Gheorghe Curelet-Balan Blog

Wednesday, February 23, 2005

Even Einstein could be wrong.

If you want to know how he was wrong... come and see on March 2nd, Anton Zeilinger's ("Mr. Beam") Perimeter Institute public lecture "From Einstein to Quantum information".

For reference I'm quoting below from the lecture page:

"Anton Zeilinger has worked in top level universities and research centres around the world. In 1997, Zeilinger and his colleagues confirmed aspects of quantum teleportation by actually teleporting light particles – earning him the nickname ‘Mr. Beam.’

The year 2005 is the World Year of Physics, because 100 years ago, Albert Einstein published his first ground-breaking papers including two on the theory of relativity. Actually, the first paper published deals with quantum physics, where Einstein proposes that light consists of particles, today called photons. This is the only paper from that year which he himself called “revolutionary”, and it is the one for which he was awarded the Nobel Prize.

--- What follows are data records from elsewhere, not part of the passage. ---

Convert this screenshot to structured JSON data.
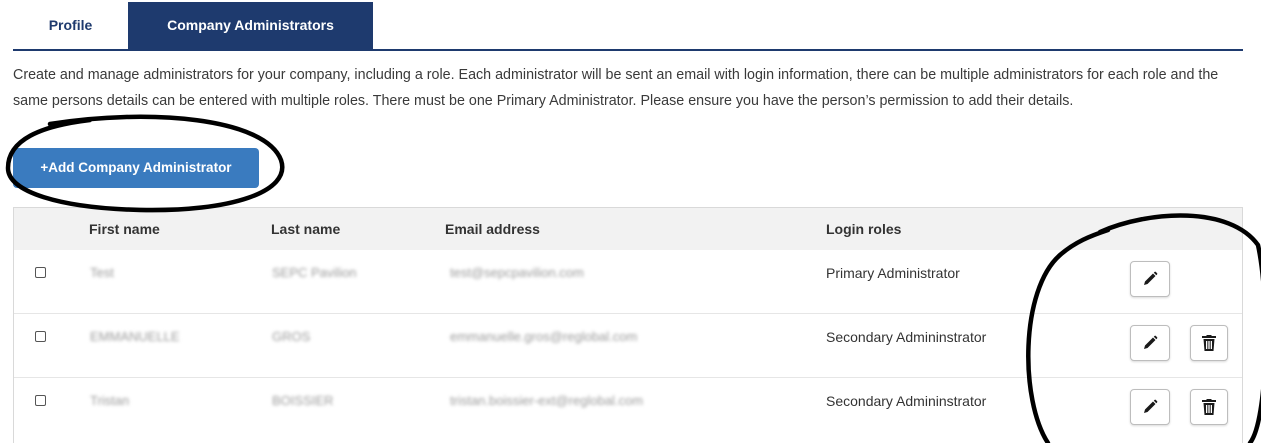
{
  "tabs": [
    {
      "label": "Profile",
      "active": false
    },
    {
      "label": "Company Administrators",
      "active": true
    }
  ],
  "description": "Create and manage administrators for your company, including a role. Each administrator will be sent an email with login information, there can be multiple administrators for each role and the same persons details can be entered with multiple roles. There must be one Primary Administrator. Please ensure you have the person’s permission to add their details.",
  "add_button_label": "+Add Company Administrator",
  "table": {
    "headers": {
      "first_name": "First name",
      "last_name": "Last name",
      "email": "Email address",
      "roles": "Login roles"
    },
    "rows": [
      {
        "first_name": "Test",
        "last_name": "SEPC Pavilion",
        "email": "test@sepcpavilion.com",
        "role": "Primary Administrator",
        "can_delete": false
      },
      {
        "first_name": "EMMANUELLE",
        "last_name": "GROS",
        "email": "emmanuelle.gros@reglobal.com",
        "role": "Secondary Admininstrator",
        "can_delete": true
      },
      {
        "first_name": "Tristan",
        "last_name": "BOISSIER",
        "email": "tristan.boissier-ext@reglobal.com",
        "role": "Secondary Admininstrator",
        "can_delete": true
      }
    ]
  },
  "colors": {
    "brand_navy": "#1e3a6e",
    "button_blue": "#3a7bbf",
    "header_bg": "#f2f2f2"
  },
  "icons": {
    "edit": "pencil-icon",
    "delete": "trash-icon"
  }
}
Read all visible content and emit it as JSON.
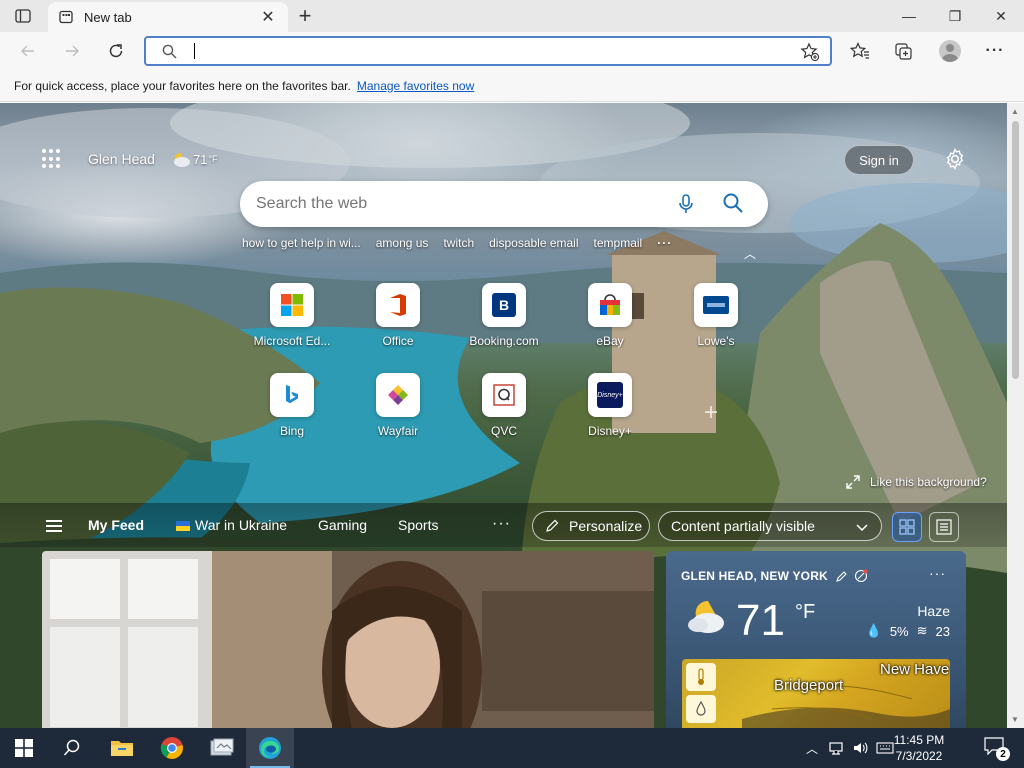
{
  "browser": {
    "tab": {
      "title": "New tab",
      "close_glyph": "✕"
    },
    "new_tab_glyph": "+",
    "window_controls": {
      "minimize": "—",
      "maximize": "❐",
      "close": "✕"
    },
    "address": {
      "value": "",
      "placeholder": ""
    },
    "favorites_bar": {
      "message": "For quick access, place your favorites here on the favorites bar.",
      "link": "Manage favorites now"
    }
  },
  "newtab": {
    "location": "Glen Head",
    "weather_mini": {
      "temp": "71",
      "unit": "°F"
    },
    "sign_in": "Sign in",
    "search": {
      "placeholder": "Search the web"
    },
    "trending": [
      "how to get help in wi...",
      "among us",
      "twitch",
      "disposable email",
      "tempmail"
    ],
    "trending_more": "···",
    "quick_links": [
      {
        "label": "Microsoft Ed...",
        "icon": "microsoft-icon"
      },
      {
        "label": "Office",
        "icon": "office-icon"
      },
      {
        "label": "Booking.com",
        "icon": "booking-icon"
      },
      {
        "label": "eBay",
        "icon": "ebay-icon"
      },
      {
        "label": "Lowe's",
        "icon": "lowes-icon"
      },
      {
        "label": "Bing",
        "icon": "bing-icon"
      },
      {
        "label": "Wayfair",
        "icon": "wayfair-icon"
      },
      {
        "label": "QVC",
        "icon": "qvc-icon"
      },
      {
        "label": "Disney+",
        "icon": "disney-plus-icon"
      }
    ],
    "add_site_glyph": "+",
    "like_background": "Like this background?",
    "feed": {
      "tabs": [
        "My Feed",
        "War in Ukraine",
        "Gaming",
        "Sports"
      ],
      "more": "···",
      "personalize": "Personalize",
      "content_visibility": "Content partially visible"
    },
    "weather_card": {
      "location": "GLEN HEAD, NEW YORK",
      "more": "···",
      "temp": "71",
      "unit": "°F",
      "condition": "Haze",
      "precip": "5%",
      "wind": "23",
      "map_cities": [
        "Bridgeport",
        "New Have"
      ]
    }
  },
  "taskbar": {
    "time": "11:45 PM",
    "date": "7/3/2022",
    "notifications": "2"
  },
  "colors": {
    "accent": "#0b57c4",
    "omnibox_border": "#4f7fc8",
    "taskbar": "#1e2a3a"
  }
}
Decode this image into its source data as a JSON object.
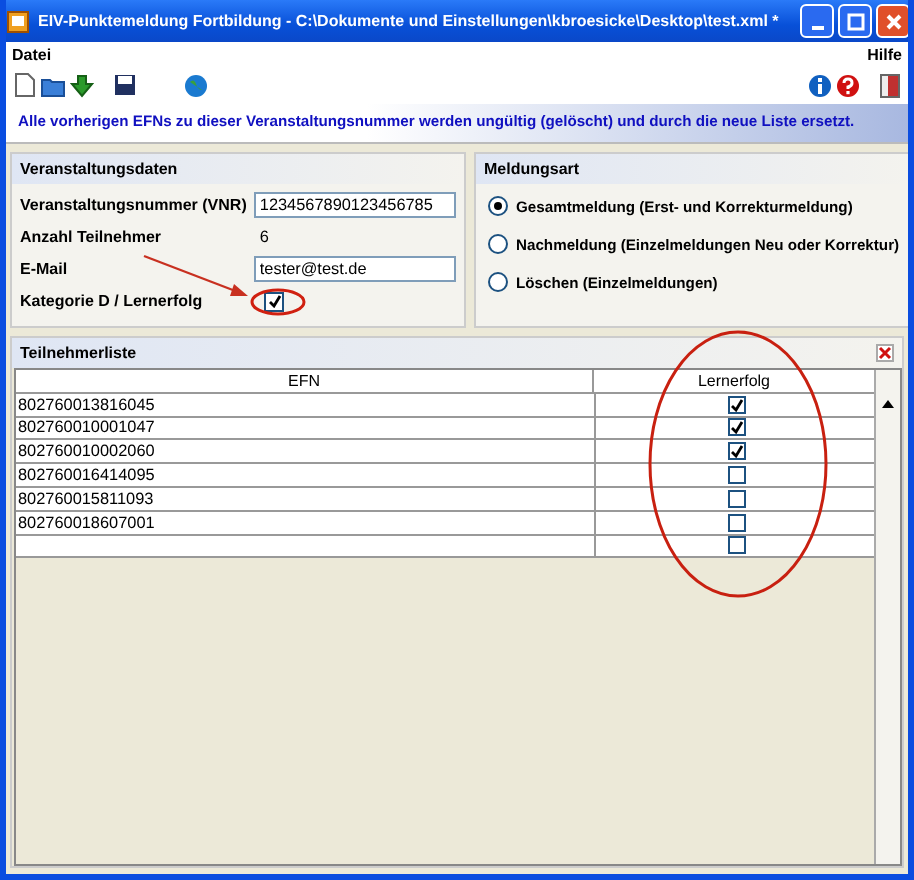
{
  "window": {
    "title": "EIV-Punktemeldung Fortbildung - C:\\Dokumente und Einstellungen\\kbroesicke\\Desktop\\test.xml *"
  },
  "menu": {
    "left": "Datei",
    "right": "Hilfe"
  },
  "banner": "Alle vorherigen EFNs zu dieser Veranstaltungsnummer werden ungültig (gelöscht) und durch die neue Liste ersetzt.",
  "event_panel": {
    "title": "Veranstaltungsdaten",
    "fields": [
      {
        "label": "Veranstaltungsnummer (VNR)",
        "value": "1234567890123456785",
        "kind": "input"
      },
      {
        "label": "Anzahl Teilnehmer",
        "value": "6",
        "kind": "readonly"
      },
      {
        "label": "E-Mail",
        "value": "tester@test.de",
        "kind": "input"
      },
      {
        "label": "Kategorie D / Lernerfolg",
        "checked": true,
        "kind": "checkbox"
      }
    ]
  },
  "report_panel": {
    "title": "Meldungsart",
    "options": [
      {
        "label": "Gesamtmeldung (Erst- und Korrekturmeldung)",
        "selected": true
      },
      {
        "label": "Nachmeldung (Einzelmeldungen Neu oder Korrektur)",
        "selected": false
      },
      {
        "label": "Löschen (Einzelmeldungen)",
        "selected": false
      }
    ]
  },
  "participants": {
    "title": "Teilnehmerliste",
    "columns": [
      "EFN",
      "Lernerfolg"
    ],
    "rows": [
      {
        "efn": "802760013816045",
        "checked": true
      },
      {
        "efn": "802760010001047",
        "checked": true
      },
      {
        "efn": "802760010002060",
        "checked": true
      },
      {
        "efn": "802760016414095",
        "checked": false
      },
      {
        "efn": "802760015811093",
        "checked": false
      },
      {
        "efn": "802760018607001",
        "checked": false
      },
      {
        "checked": false
      }
    ]
  }
}
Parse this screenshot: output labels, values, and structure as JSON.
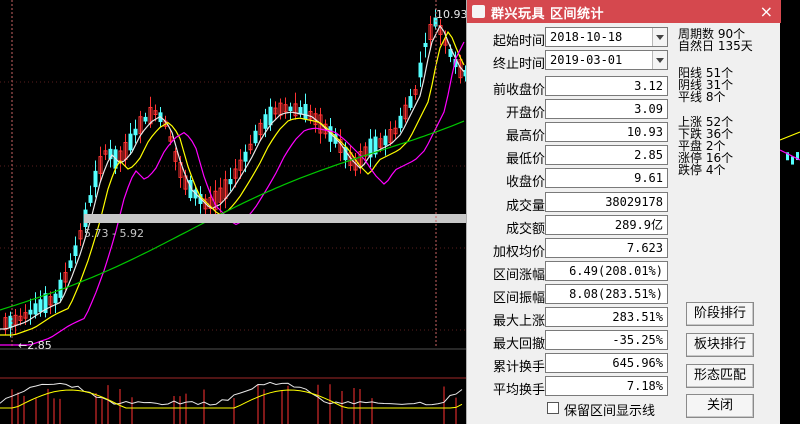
{
  "chart": {
    "high_label": "10.93",
    "low_label": "2.85",
    "range_label": "5.73 - 5.92",
    "colors": {
      "up": "#ff3232",
      "down": "#54ffff",
      "ma_white": "#e8e8e8",
      "ma_yellow": "#ffff00",
      "ma_magenta": "#ff00ff",
      "ma_green": "#00c800",
      "band": "#c8c8c8"
    }
  },
  "dialog": {
    "title": "群兴玩具 区间统计",
    "close_glyph": "×",
    "start_label": "起始时间",
    "start_value": "2018-10-18",
    "end_label": "终止时间",
    "end_value": "2019-03-01",
    "fields": [
      {
        "label": "前收盘价",
        "value": "3.12"
      },
      {
        "label": "开盘价",
        "value": "3.09"
      },
      {
        "label": "最高价",
        "value": "10.93"
      },
      {
        "label": "最低价",
        "value": "2.85"
      },
      {
        "label": "收盘价",
        "value": "9.61"
      },
      {
        "label": "成交量",
        "value": "38029178"
      },
      {
        "label": "成交额",
        "value": "289.9亿"
      },
      {
        "label": "加权均价",
        "value": "7.623"
      },
      {
        "label": "区间涨幅",
        "value": "6.49(208.01%)"
      },
      {
        "label": "区间振幅",
        "value": "8.08(283.51%)"
      },
      {
        "label": "最大上涨",
        "value": "283.51%"
      },
      {
        "label": "最大回撤",
        "value": "-35.25%"
      },
      {
        "label": "累计换手",
        "value": "645.96%"
      },
      {
        "label": "平均换手",
        "value": "7.18%"
      }
    ],
    "stats": {
      "period_count": "周期数  90个",
      "natural_days": "自然日  135天",
      "yang": "阳线  51个",
      "yin": "阴线  31个",
      "flat": "平线  8个",
      "up": "上涨  52个",
      "down": "下跌  36个",
      "level": "平盘  2个",
      "limit_up": "涨停  16个",
      "limit_down": "跌停  4个"
    },
    "buttons": {
      "stage_rank": "阶段排行",
      "sector_rank": "板块排行",
      "pattern_match": "形态匹配",
      "close": "关闭"
    },
    "checkbox_label": "保留区间显示线"
  }
}
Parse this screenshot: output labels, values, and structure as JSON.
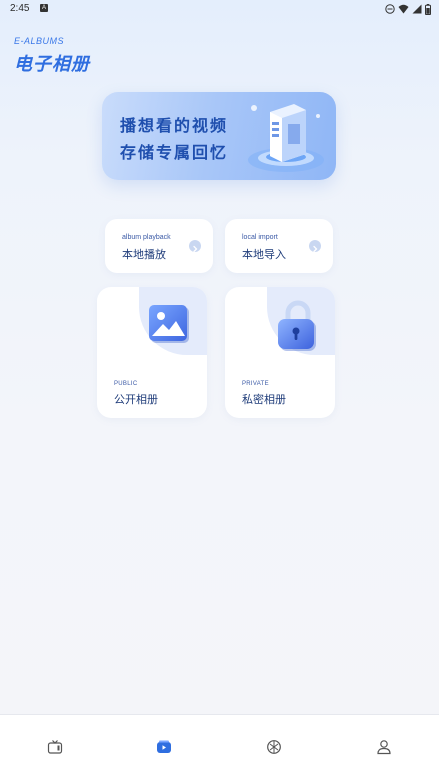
{
  "status_bar": {
    "time": "2:45",
    "notification_icon": "a-icon",
    "icons": [
      "dnd-icon",
      "wifi-icon",
      "signal-icon",
      "battery-icon"
    ]
  },
  "header": {
    "brand_en": "E-ALBUMS",
    "brand_cn": "电子相册"
  },
  "banner": {
    "line1": "播想看的视频",
    "line2": "存储专属回忆"
  },
  "quick_actions": [
    {
      "en": "album playback",
      "cn": "本地播放",
      "icon": "chevron-right-icon"
    },
    {
      "en": "local import",
      "cn": "本地导入",
      "icon": "chevron-right-icon"
    }
  ],
  "albums": [
    {
      "en": "PUBLIC",
      "cn": "公开相册",
      "icon": "image-icon"
    },
    {
      "en": "PRIVATE",
      "cn": "私密相册",
      "icon": "padlock-icon"
    }
  ],
  "bottom_nav": [
    {
      "name": "tv",
      "icon": "tv-icon",
      "active": false
    },
    {
      "name": "album",
      "icon": "album-icon",
      "active": true
    },
    {
      "name": "discover",
      "icon": "aperture-icon",
      "active": false
    },
    {
      "name": "profile",
      "icon": "user-icon",
      "active": false
    }
  ],
  "colors": {
    "accent": "#2f6ee0",
    "text_dark": "#1f3c7a",
    "card_bg": "#ffffff",
    "page_bg": "#f4f5f9"
  }
}
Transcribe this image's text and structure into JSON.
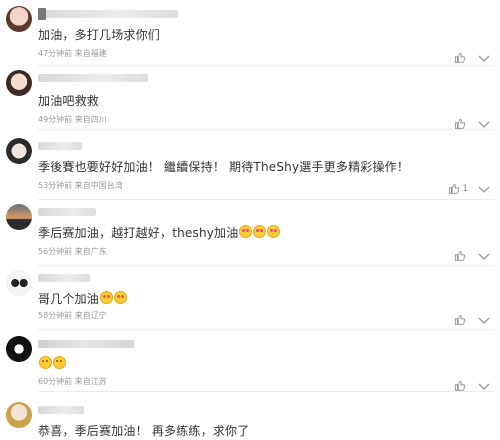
{
  "comments": [
    {
      "text": "加油，多打几场求你们",
      "time": "47分钟前",
      "from": "来自福建",
      "likes": "",
      "emojis": 0
    },
    {
      "text": "加油吧救救",
      "time": "49分钟前",
      "from": "来自四川",
      "likes": "",
      "emojis": 0
    },
    {
      "text": "季後賽也要好好加油！ 繼續保持！ 期待TheShy選手更多精彩操作！",
      "time": "53分钟前",
      "from": "来自中国台湾",
      "likes": "1",
      "emojis": 0
    },
    {
      "text": "季后赛加油，越打越好，theshy加油",
      "time": "56分钟前",
      "from": "来自广东",
      "likes": "",
      "emojis": 3
    },
    {
      "text": "哥几个加油",
      "time": "58分钟前",
      "from": "来自辽宁",
      "likes": "",
      "emojis": 2
    },
    {
      "text": "",
      "time": "60分钟前",
      "from": "来自江苏",
      "likes": "",
      "emojis": 2
    },
    {
      "text": "恭喜，季后赛加油！ 再多练练，求你了",
      "time": "",
      "from": "",
      "likes": "",
      "emojis": 0
    }
  ],
  "icons": {
    "like": "thumbs-up-icon",
    "more": "chevron-down-icon"
  },
  "colors": {
    "meta": "#9a9a9a",
    "text": "#333333",
    "separator": "#ececec"
  }
}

Despite having opened up an important door for quantum physics, Einstein remained a critic of the new quantum theory for all his life. His criticism focused around three points. Firstly, he did not accept the new role played by randomness, which implies that for the individual event in quantum physics, no causal chain exists. Secondly, he criticized the phenomenon of entanglement, where measurement of one particle changes the quantum state of another one instantly, no matter how far away. Thirdly, and most generally, he criticized the notion of complementarity as proposed by Niels Bohr, which ultimately implies that it is wrong to assign quantum objects well-defined properties without actually performing an experiment allowing us to determine them.

Following Einstein’s criticism, a number of experiments have been performed, which confirm quantum mechanics even for individual particles. Most surprisingly, these have given rise to a new field, quantum information science, where just the points criticized by Einstein, randomness, entanglement and complementarity are applied to transmit and to process information in novel ways. The most interesting applications are quantum communication, quantum cryptography, quantum teleportation and quantum computation."